During the plenary session at this year's AASLD meeting, Mack and colleagues reported the results of a study to test the theory that autoreactive T cells are present in the RRV-model, and thus that transfer of these cells should elicit an autoimmune attack on the bile ducts of a recipient mouse. Liver lymphocytes from RRV-diseased animals were adoptively transferred into immunodeficient mice; this transfer resulted in marked cellular infiltration surrounding the bile ducts of all mice. The infiltrates were composed, in part, of the adoptively transferred CD3+ T cells. This periductular inflammation was not found in the control group and was organ-specific. The T cells migrated to bile duct epithelium in an antigen-specific fashion, suggesting autoreactive T-cell-mediated bile duct injury. Future studies are needed that include T-cell proliferation assays aimed at investigating bile duct epithelium as the target antigen.

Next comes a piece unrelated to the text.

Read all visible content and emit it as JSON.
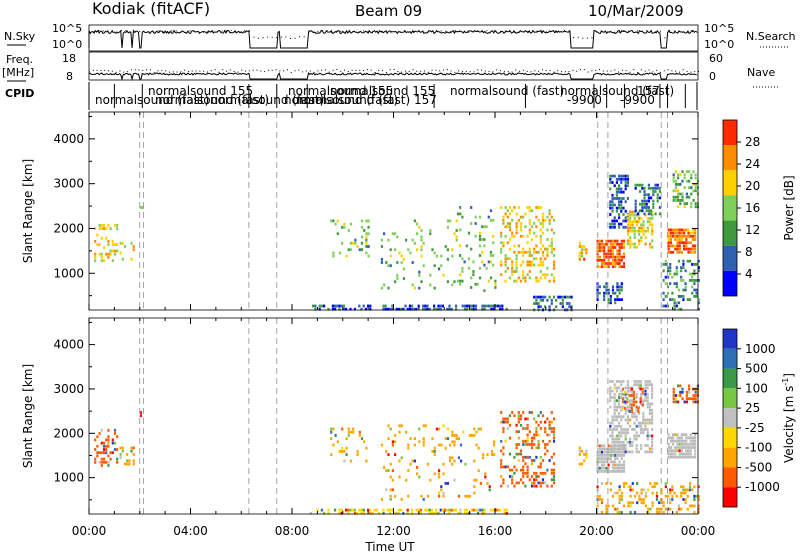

Narayanaswamy and colleagues characterized the nature of the inflammatory process in biliary atresia in 21 affected infants. They noted a persistent inflammatory process that involved both a nonpolarized T-helper cell (Th1 and Th2) response, as well as macrophages. The intensity of the inflammatory process correlated directly with outcome. A Th1 commitment also occurs in the murine model. The livers of mice with induced biliary atresia demonstrate increased numbers of T lymphocytes along with high-level expression of Th1-type cytokines (interleukin [IL]-2 and interferon [IFN]-alpha). By 2 weeks post infection, the disease is marked by elevated numbers of macrophages concurrent with high expression of the proinflammatory cytokine TNF-alpha. In mouse models of other inflammatory diseases, TNF- blockade results in rapid recovery or prevention of disease. In view of the similar increase in expression of TNF-alpha at time of diagnosis in infants with biliary atresia, Hendrickson and colleagues hypothesized that elimination of a functional TNF pathway in RRV-infected mice would result in enhanced recovery. Although RRV-infected mice had elevated expression of TNF-alpha, depletion of this cytokine was not sufficient to affect the progression of bile duct inflammation and obstruction. In related murine studies, it has been noted that the absence of IFN-gamma improves cholestasis by decreasing the tropism of lymphocytes to bile ducts. On the basis of previous findings of high levels of expression of the Th1 cytokine IL-12 at the time of duct obstruction, Mohanty and colleagues hypothesized that loss of IL-12 would prevent bile duct obstruction. They found that loss of functional IL-12 did not prevent bile duct obstruction, attenuated -- but did not abolish -- the Th1 response, and induced high expression of type-1 IFNs and infiltration of bile ducts by neutrophils.
Cumulatively, these studies strongly support a role for type-1 IFNs and neutrophils in the pathogenesis of biliary atresia. Additional elucidation of this process may enable specific immunomodulatory therapy for this condition.